14/06/2024 às 14:38:04 - Atualizado há
Requerimentos de deputados e pedidos do governo tiram fase de discussões nas comissões da Casa e enviam textos direto para o plenário. Parlamentares veem restrição de debates. A aprovação de requerimentos e o envio de projetos com urgência constitucional pelo governo tem abreviado o rito de tramitação das propostas na Câmara dos Deputados e tirado o protagonismo das chamadas comissões temáticas em análises relevantes.

Foi o que aconteceu nesta semana, por exemplo, com o projeto que equipara o aborto após a 22ª semana de gestação ao homicídio. O texto gerou reação contrária de diversos setores da sociedade. Mas a urgência foi aprovada em votação de 23 segundos na Câmara.

Os requerimentos de urgência, de autoria dos deputados, dispensam a tramitação de propostas pelas comissões permanentes, levando a discussão direto ao plenário.

Já a urgência constitucional é pedida pelo governo ao enviar textos ao Congresso e exige que os projetos sejam votados em até 45 dias no plenário. Caso o prazo vença, a pauta do plenário fica trancada e outras propostas não podem ser votadas.

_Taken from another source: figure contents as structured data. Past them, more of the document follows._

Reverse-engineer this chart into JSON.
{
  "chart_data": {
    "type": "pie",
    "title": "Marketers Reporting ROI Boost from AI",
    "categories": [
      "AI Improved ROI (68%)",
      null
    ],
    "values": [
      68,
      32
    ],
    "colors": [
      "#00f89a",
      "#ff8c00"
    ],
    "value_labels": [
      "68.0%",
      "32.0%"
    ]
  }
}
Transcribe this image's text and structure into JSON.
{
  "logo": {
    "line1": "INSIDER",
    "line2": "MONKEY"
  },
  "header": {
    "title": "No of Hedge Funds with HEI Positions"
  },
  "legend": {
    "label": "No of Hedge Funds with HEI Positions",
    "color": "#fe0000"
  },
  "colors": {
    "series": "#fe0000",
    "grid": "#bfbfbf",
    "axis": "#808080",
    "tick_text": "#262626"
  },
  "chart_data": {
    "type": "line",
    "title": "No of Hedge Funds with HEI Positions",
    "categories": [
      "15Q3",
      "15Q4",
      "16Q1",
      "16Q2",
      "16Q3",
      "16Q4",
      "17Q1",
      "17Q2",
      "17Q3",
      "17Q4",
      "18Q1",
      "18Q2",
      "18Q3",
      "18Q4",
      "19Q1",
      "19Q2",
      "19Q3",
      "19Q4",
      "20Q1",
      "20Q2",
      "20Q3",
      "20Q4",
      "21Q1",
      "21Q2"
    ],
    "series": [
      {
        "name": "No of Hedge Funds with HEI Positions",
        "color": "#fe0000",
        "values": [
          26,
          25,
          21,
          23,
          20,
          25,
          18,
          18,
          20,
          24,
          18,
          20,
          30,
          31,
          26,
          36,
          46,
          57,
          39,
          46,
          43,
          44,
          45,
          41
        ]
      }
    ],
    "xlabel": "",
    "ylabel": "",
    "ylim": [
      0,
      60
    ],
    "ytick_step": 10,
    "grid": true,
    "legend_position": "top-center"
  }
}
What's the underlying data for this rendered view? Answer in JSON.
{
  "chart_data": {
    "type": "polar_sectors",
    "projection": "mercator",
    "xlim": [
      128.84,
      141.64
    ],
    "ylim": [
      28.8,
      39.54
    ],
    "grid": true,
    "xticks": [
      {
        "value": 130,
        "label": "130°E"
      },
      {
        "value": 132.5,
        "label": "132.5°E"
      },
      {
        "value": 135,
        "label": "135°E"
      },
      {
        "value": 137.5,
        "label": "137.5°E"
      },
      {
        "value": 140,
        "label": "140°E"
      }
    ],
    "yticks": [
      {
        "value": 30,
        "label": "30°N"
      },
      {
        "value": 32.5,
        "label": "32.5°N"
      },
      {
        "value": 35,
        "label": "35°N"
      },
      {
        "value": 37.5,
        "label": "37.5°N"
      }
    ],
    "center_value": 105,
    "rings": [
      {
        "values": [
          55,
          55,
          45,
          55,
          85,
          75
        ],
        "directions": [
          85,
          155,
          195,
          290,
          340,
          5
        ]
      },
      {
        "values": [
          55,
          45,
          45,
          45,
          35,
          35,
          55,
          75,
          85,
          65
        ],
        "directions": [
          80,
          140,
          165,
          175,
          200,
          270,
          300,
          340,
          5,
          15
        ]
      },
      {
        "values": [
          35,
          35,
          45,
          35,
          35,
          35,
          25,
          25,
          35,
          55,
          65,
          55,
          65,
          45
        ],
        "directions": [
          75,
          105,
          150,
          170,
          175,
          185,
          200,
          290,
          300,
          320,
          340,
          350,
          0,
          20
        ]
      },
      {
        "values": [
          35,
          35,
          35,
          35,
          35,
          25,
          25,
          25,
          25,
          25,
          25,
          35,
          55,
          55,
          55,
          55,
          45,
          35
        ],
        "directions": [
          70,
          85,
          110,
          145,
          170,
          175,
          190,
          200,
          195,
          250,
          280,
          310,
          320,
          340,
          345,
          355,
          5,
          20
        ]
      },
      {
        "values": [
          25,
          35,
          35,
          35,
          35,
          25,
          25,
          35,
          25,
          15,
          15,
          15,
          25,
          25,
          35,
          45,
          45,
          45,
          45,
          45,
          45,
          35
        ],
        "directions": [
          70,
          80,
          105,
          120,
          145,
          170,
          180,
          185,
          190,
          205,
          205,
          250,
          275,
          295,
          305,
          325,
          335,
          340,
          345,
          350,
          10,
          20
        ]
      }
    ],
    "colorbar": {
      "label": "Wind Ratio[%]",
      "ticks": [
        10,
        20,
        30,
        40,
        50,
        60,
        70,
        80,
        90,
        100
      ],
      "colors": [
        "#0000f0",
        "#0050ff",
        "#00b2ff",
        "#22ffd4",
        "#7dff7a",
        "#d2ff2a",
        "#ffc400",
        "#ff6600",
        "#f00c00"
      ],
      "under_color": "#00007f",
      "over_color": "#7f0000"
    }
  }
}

A gestão do presidente Arthur Lira (PP-AL) tem se destacado pela votação acelerada de temas relevantes diretamente no plenário. Apesar de os deputados precisarem aprovar os pedidos, é prerrogativa do presidente pautar as matérias.

Uma das comissões mais importantes, a Comissão de Constituição e Justiça (CCJ) se restringiu a analisar projetos de consenso em 2023.

Zeca Ribeiro/Câmara dos Deputados

A própria Comissão de Constituição e Justiça (CCJ) -- uma das mais importantes da Casa já que, por ali, passam a maioria dos projetos -- no último ano se restringiu a projetos com consenso. O colegiado estava sob o comando do deputado Rui Falcão (PT-SP), que segundo interlocutores,evitou assuntos polêmicos até mesmo para preservar o governo.

Impasse nos comandos

Nos últimos dias, os líderes partidários têm se articulado para chegar a um acordo sobre as presidências dos 30 colegiados existentes na Casa -- um quebra-cabeça que exige acomodar os interesses da maioria dos partidos.

Até que o acordo seja firmado e as novas composições eleitas, as comissões ficam paralisadas. Mas a avaliação de parlamentares governistas é que esse atraso não deve atrapalhar as pautas de interesse do Executivo, justamente pela postura de Lira de dar preferência aos requerimentos de urgências.

A demora na instalação das comissões poderia até ser positiva para o governo -- já que, dessa forma, poderia evitar convocações de ministros nos colegiados, por exemplo.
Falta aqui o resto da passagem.